In the event of a clearing member failure, payment netting substantially reduces the size of the participating CCP’s potential liquidity shortfall, mitigating systemic liquidity disruption
CLS spokesperson
The CLS settlement service greatly reduces the liquidity burden on CCPs but does not eliminate it entirely.
“Each CCP in this service is required to have in place the liquidity backstops to satisfy settlement under its PFMI obligations. CLS is not responsible for this,” says Naresh Nagia, chief risk officer at CLS in New York.
To facilitate settlement at CLS, firms that clear contracts at a CCP will route the resulting novated and netted multi-currency payments to CLS’s central bank accounts, with the CCP named as the beneficiary. CLS then makes the appropriate payouts once all clearing members’ payments have been received.
To date, the Shanghai Clearing House and Hong Kong Exchanges and Clearing (HKEx) are the only CCPs to offer a clearing service for forex options and cross-currency swaps. The former launched a clearing service for forex options last August and HKEx began clearing cross-currency swaps in the same month.
It is unclear how either CCP manages settlement risk, but a senior HKEx executive claimed its ability to access the multi-currency RTGS system operated by the Hong Kong Monetary Authority made its cross-currency swaps clearing service possible.

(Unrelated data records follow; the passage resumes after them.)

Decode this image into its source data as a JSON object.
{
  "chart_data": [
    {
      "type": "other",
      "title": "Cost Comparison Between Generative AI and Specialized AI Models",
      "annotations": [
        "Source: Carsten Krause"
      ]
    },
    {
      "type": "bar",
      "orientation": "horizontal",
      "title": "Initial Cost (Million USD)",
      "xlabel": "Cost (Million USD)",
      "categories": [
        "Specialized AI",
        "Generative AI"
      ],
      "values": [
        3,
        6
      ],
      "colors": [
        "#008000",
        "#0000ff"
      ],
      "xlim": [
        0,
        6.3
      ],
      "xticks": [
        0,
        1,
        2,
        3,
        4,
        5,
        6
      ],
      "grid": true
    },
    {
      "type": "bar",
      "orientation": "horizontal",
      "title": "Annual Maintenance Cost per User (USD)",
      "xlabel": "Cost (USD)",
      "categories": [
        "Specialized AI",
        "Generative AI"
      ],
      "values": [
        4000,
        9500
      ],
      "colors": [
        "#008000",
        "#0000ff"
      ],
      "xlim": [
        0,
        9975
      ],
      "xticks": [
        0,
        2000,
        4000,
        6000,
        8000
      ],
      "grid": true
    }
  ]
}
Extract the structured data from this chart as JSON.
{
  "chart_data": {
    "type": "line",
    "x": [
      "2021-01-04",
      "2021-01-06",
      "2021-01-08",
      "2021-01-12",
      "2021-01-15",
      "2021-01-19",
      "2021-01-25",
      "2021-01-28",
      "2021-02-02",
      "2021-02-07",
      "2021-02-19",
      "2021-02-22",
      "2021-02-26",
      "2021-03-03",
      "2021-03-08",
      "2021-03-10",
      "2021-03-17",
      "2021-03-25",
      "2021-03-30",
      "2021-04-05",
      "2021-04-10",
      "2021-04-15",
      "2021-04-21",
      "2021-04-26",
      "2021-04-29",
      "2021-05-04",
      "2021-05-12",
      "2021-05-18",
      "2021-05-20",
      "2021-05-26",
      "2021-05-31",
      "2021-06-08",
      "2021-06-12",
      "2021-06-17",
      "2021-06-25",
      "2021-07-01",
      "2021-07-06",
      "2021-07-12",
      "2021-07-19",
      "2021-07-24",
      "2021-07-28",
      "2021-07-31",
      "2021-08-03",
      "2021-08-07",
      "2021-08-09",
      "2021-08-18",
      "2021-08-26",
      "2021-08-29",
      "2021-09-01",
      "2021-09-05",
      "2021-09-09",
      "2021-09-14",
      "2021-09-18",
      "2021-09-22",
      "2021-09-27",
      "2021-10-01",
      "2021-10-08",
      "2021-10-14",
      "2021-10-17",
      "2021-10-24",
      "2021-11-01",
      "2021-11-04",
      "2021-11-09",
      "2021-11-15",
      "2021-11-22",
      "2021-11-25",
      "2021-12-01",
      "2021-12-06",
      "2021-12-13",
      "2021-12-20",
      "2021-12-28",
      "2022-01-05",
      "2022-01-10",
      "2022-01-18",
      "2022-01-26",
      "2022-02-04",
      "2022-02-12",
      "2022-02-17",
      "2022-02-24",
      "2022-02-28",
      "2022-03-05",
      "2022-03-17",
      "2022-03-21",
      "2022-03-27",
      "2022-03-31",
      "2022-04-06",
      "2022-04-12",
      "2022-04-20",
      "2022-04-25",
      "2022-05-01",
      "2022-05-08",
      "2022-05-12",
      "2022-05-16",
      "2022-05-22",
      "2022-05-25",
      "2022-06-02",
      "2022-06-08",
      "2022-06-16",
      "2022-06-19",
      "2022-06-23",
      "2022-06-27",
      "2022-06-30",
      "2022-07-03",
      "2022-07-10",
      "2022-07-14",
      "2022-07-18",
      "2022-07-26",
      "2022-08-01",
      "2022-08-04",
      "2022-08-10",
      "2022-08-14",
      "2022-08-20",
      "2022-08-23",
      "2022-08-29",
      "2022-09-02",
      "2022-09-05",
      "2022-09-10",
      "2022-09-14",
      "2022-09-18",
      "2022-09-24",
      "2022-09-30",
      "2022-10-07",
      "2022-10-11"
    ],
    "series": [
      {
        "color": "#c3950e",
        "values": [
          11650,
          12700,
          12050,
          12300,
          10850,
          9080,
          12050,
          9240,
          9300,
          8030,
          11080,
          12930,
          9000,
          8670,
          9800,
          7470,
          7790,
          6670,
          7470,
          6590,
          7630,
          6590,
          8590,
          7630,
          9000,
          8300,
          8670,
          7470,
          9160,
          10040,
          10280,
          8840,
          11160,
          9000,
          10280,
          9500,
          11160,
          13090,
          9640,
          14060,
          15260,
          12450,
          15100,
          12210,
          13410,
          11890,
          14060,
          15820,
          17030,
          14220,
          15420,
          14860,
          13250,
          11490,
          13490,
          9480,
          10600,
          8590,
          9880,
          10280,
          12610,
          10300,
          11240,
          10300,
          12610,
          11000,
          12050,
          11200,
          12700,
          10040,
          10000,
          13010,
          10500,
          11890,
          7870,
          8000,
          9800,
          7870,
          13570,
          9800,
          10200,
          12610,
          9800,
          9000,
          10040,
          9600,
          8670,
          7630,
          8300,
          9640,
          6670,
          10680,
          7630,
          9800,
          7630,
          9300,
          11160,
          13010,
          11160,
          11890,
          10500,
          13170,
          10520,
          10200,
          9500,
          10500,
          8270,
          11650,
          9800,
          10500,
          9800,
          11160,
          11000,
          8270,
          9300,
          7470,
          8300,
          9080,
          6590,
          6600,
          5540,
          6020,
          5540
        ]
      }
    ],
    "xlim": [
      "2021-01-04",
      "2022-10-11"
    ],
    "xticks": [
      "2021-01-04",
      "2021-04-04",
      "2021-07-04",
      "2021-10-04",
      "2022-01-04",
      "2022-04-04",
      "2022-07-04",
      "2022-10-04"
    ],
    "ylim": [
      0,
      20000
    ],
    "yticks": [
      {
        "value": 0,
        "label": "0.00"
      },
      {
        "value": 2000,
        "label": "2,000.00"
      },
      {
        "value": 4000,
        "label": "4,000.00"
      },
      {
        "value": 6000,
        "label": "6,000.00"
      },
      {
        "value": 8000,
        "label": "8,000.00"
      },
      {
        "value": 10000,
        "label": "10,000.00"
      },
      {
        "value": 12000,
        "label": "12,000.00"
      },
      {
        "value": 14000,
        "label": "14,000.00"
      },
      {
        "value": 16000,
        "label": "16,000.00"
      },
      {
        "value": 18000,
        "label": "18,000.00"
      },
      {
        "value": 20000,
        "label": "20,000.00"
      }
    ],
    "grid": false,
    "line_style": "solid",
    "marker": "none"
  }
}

In January, CLS introduced two new membership categories – affiliated settlement and non-shareholder settlement – in an effort to expand participation in its settlement service. Its core membership currently numbers 68 banks, but CCPs will not be eligible to become members in the legacy or new categories, despite previously being considered.
“[The] CCP service is independent of core service membership. Participation in the separate CCP service is governed by a separate agreement between CLS and each CCP. There is no membership concept; so CCPs are not actually becoming CLS members,” says Nagia.